Moreover, the medical probabilities that are presented by doctors are not based on today’s data; they are based on yesterday’s data because it takes a while for the data and the assumptions about it to penetrate professional consciousness and practice. And given the rapid pace of change, the probabilities are ever changing. Who knows what treatments might be available in 2, 5, or even 10 years from now? In medicine, today’s wisdom can be tomorrow’s malpractice.

I have been fortunate enough to see several people defy the probabilities of today’s medical diagnoses. In my book Inspired to Lose, there is the story of a woman, diagnosed with pancreatic cancer, whose faith and resilience defied the odds and she has gone on to run marathons in every state and Canadian province. A neighbor of mine refused to accept the medical view that some discomfort she was experiencing was 99% benign, sought out the most sophisticated testing, and found that she had the beginnings of pancreatic cancer. She has been in remission for five years.

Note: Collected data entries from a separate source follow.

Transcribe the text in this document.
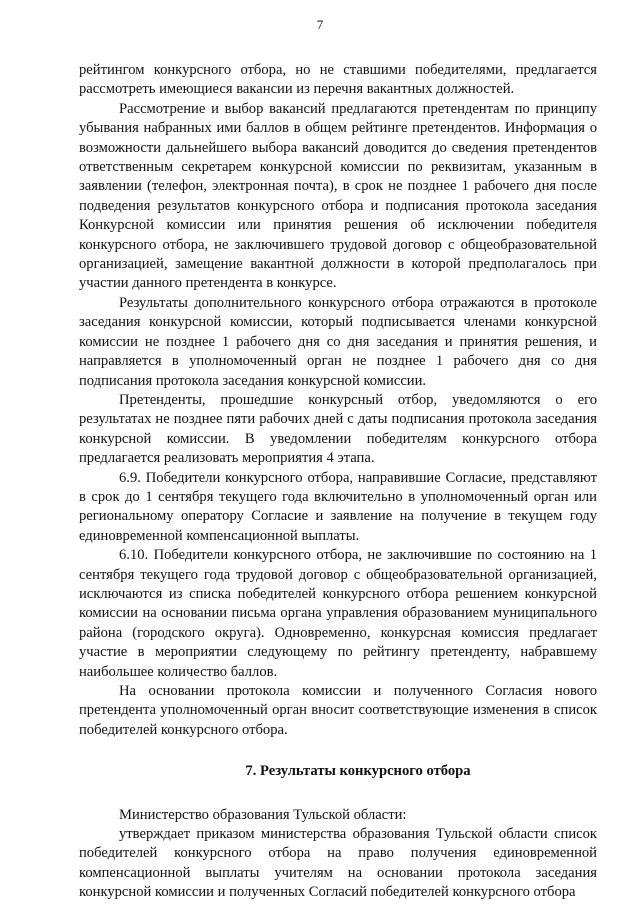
7

рейтингом конкурсного отбора, но не ставшими победителями, предлагается рассмотреть имеющиеся вакансии из перечня вакантных должностей.

Рассмотрение и выбор вакансий предлагаются претендентам по принципу убывания набранных ими баллов в общем рейтинге претендентов. Информация о возможности дальнейшего выбора вакансий доводится до сведения претендентов ответственным секретарем конкурсной комиссии по реквизитам, указанным в заявлении (телефон, электронная почта), в срок не позднее 1 рабочего дня после подведения результатов конкурсного отбора и подписания протокола заседания Конкурсной комиссии или принятия решения об исключении победителя конкурсного отбора, не заключившего трудовой договор с общеобразовательной организацией, замещение вакантной должности в которой предполагалось при участии данного претендента в конкурсе.

Результаты дополнительного конкурсного отбора отражаются в протоколе заседания конкурсной комиссии, который подписывается членами конкурсной комиссии не позднее 1 рабочего дня со дня заседания и принятия решения, и направляется в уполномоченный орган не позднее 1 рабочего дня со дня подписания протокола заседания конкурсной комиссии.

Претенденты, прошедшие конкурсный отбор, уведомляются о его результатах не позднее пяти рабочих дней с даты подписания протокола заседания конкурсной комиссии. В уведомлении победителям конкурсного отбора предлагается реализовать мероприятия 4 этапа.

6.9. Победители конкурсного отбора, направившие Согласие, представляют в срок до 1 сентября текущего года включительно в уполномоченный орган или региональному оператору Согласие и заявление на получение в текущем году единовременной компенсационной выплаты.

6.10. Победители конкурсного отбора, не заключившие по состоянию на 1 сентября текущего года трудовой договор с общеобразовательной организацией, исключаются из списка победителей конкурсного отбора решением конкурсной комиссии на основании письма органа управления образованием муниципального района (городского округа). Одновременно, конкурсная комиссия предлагает участие в мероприятии следующему по рейтингу претенденту, набравшему наибольшее количество баллов.

На основании протокола комиссии и полученного Согласия нового претендента уполномоченный орган вносит соответствующие изменения в список победителей конкурсного отбора.

7. Результаты конкурсного отбора

Министерство образования Тульской области:

утверждает приказом министерства образования Тульской области список победителей конкурсного отбора на право получения единовременной компенсационной выплаты учителям на основании протокола заседания конкурсной комиссии и полученных Согласий победителей конкурсного отбора
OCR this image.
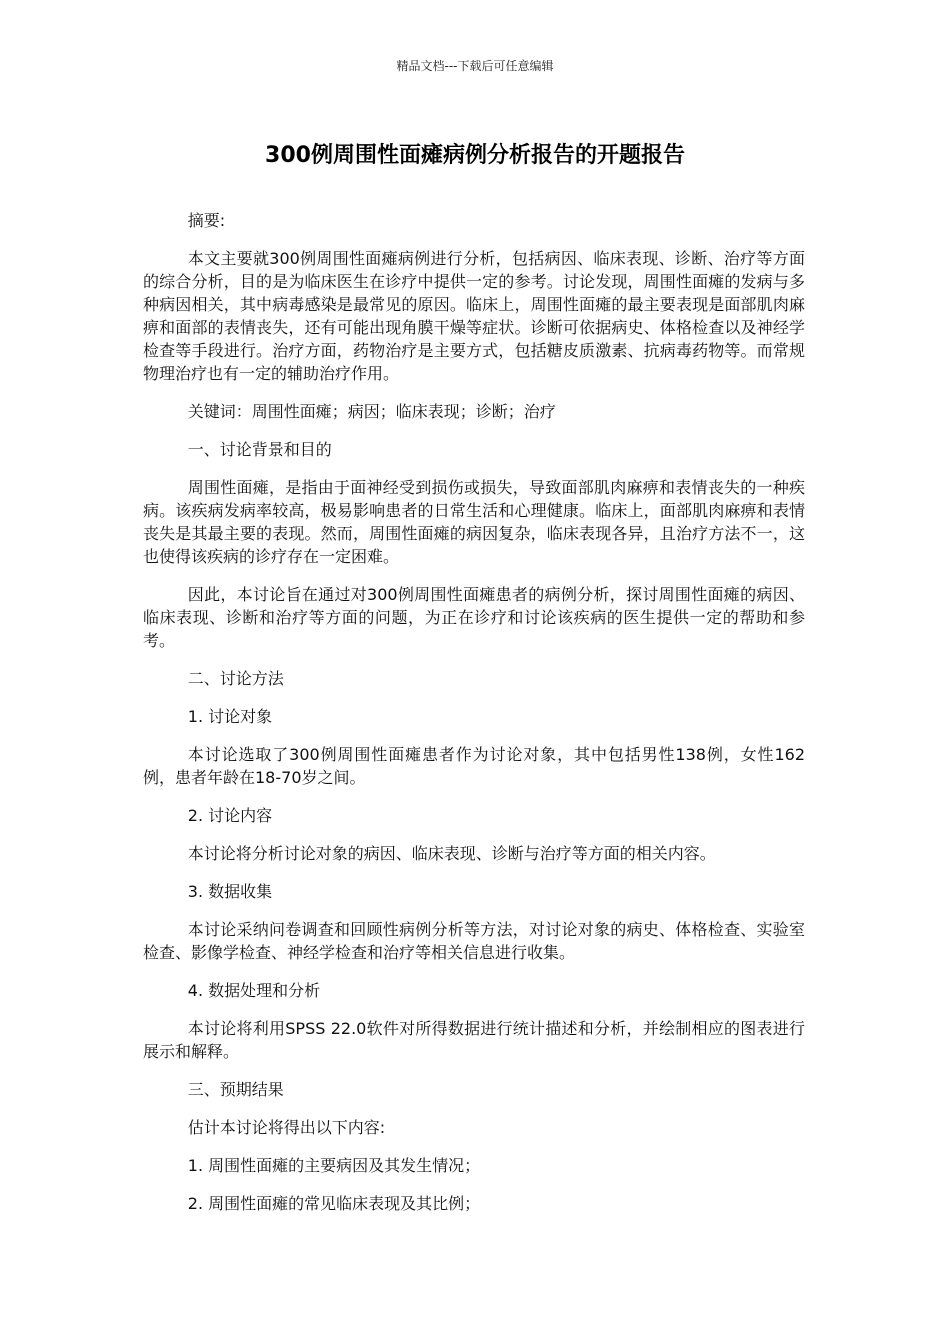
精品文档---下载后可任意编辑
300例周围性面瘫病例分析报告的开题报告

摘要:

本文主要就300例周围性面瘫病例进行分析，包括病因、临床表现、诊断、治疗等方面的综合分析，目的是为临床医生在诊疗中提供一定的参考。讨论发现，周围性面瘫的发病与多种病因相关，其中病毒感染是最常见的原因。临床上，周围性面瘫的最主要表现是面部肌肉麻痹和面部的表情丧失，还有可能出现角膜干燥等症状。诊断可依据病史、体格检查以及神经学检查等手段进行。治疗方面，药物治疗是主要方式，包括糖皮质激素、抗病毒药物等。而常规物理治疗也有一定的辅助治疗作用。

关键词：周围性面瘫；病因；临床表现；诊断；治疗

一、讨论背景和目的

周围性面瘫，是指由于面神经受到损伤或损失，导致面部肌肉麻痹和表情丧失的一种疾病。该疾病发病率较高，极易影响患者的日常生活和心理健康。临床上，面部肌肉麻痹和表情丧失是其最主要的表现。然而，周围性面瘫的病因复杂，临床表现各异，且治疗方法不一，这也使得该疾病的诊疗存在一定困难。

因此，本讨论旨在通过对300例周围性面瘫患者的病例分析，探讨周围性面瘫的病因、临床表现、诊断和治疗等方面的问题，为正在诊疗和讨论该疾病的医生提供一定的帮助和参考。

二、讨论方法

1. 讨论对象

本讨论选取了300例周围性面瘫患者作为讨论对象，其中包括男性138例，女性162例，患者年龄在18-70岁之间。

2. 讨论内容

本讨论将分析讨论对象的病因、临床表现、诊断与治疗等方面的相关内容。

3. 数据收集

本讨论采纳问卷调查和回顾性病例分析等方法，对讨论对象的病史、体格检查、实验室检查、影像学检查、神经学检查和治疗等相关信息进行收集。

4. 数据处理和分析

本讨论将利用SPSS 22.0软件对所得数据进行统计描述和分析，并绘制相应的图表进行展示和解释。

三、预期结果

估计本讨论将得出以下内容:

1. 周围性面瘫的主要病因及其发生情况；

2. 周围性面瘫的常见临床表现及其比例；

The soon-to-be-released In God’s Waiting Room, written with Barbara Morello-O’Donnell, recounts her miraculous recovery from the H1N1 virus, in which she emerged from a coma, not with a failing heart that needed transplanting as had been diagnosed from sophisticated medical imaging, but the heart of a 20 year-old, as was predicted in one of her amazing coma dreams.

Man has achieved some amazing things but it is easy to overestimate our capabilities and forget that the brain, while incredible, is still very limited. Just because science is based on data, doesn’t make it immune from these natural human limitations. We need to realize that even in science, we know very little and what we “know” now will inevitably change, probably sooner rather later.

With these limitations in mind, it is surely unethical to prevent the exploration of all treatment possibilities for anyone, especially a baby. No one is certain of the course of Charlie’s condition. While it is often fatal in infants, some have apparently lived into childhood and beyond. Of course, other variables, such as pain, need to be considered but are just one part of the complex matrix of an unseen reality.

The fact is that humility has not been a hallmark of the human race. An expert is someone who knows more than the average person, but they don’t know everything, or all the possibilities. It’s time for more humility and the recognition of our limitations. Wisdom comes from knowing what you don’t know.

Homo needs to get more sapiens.

And Charlie Gard needs to be given every chance at life.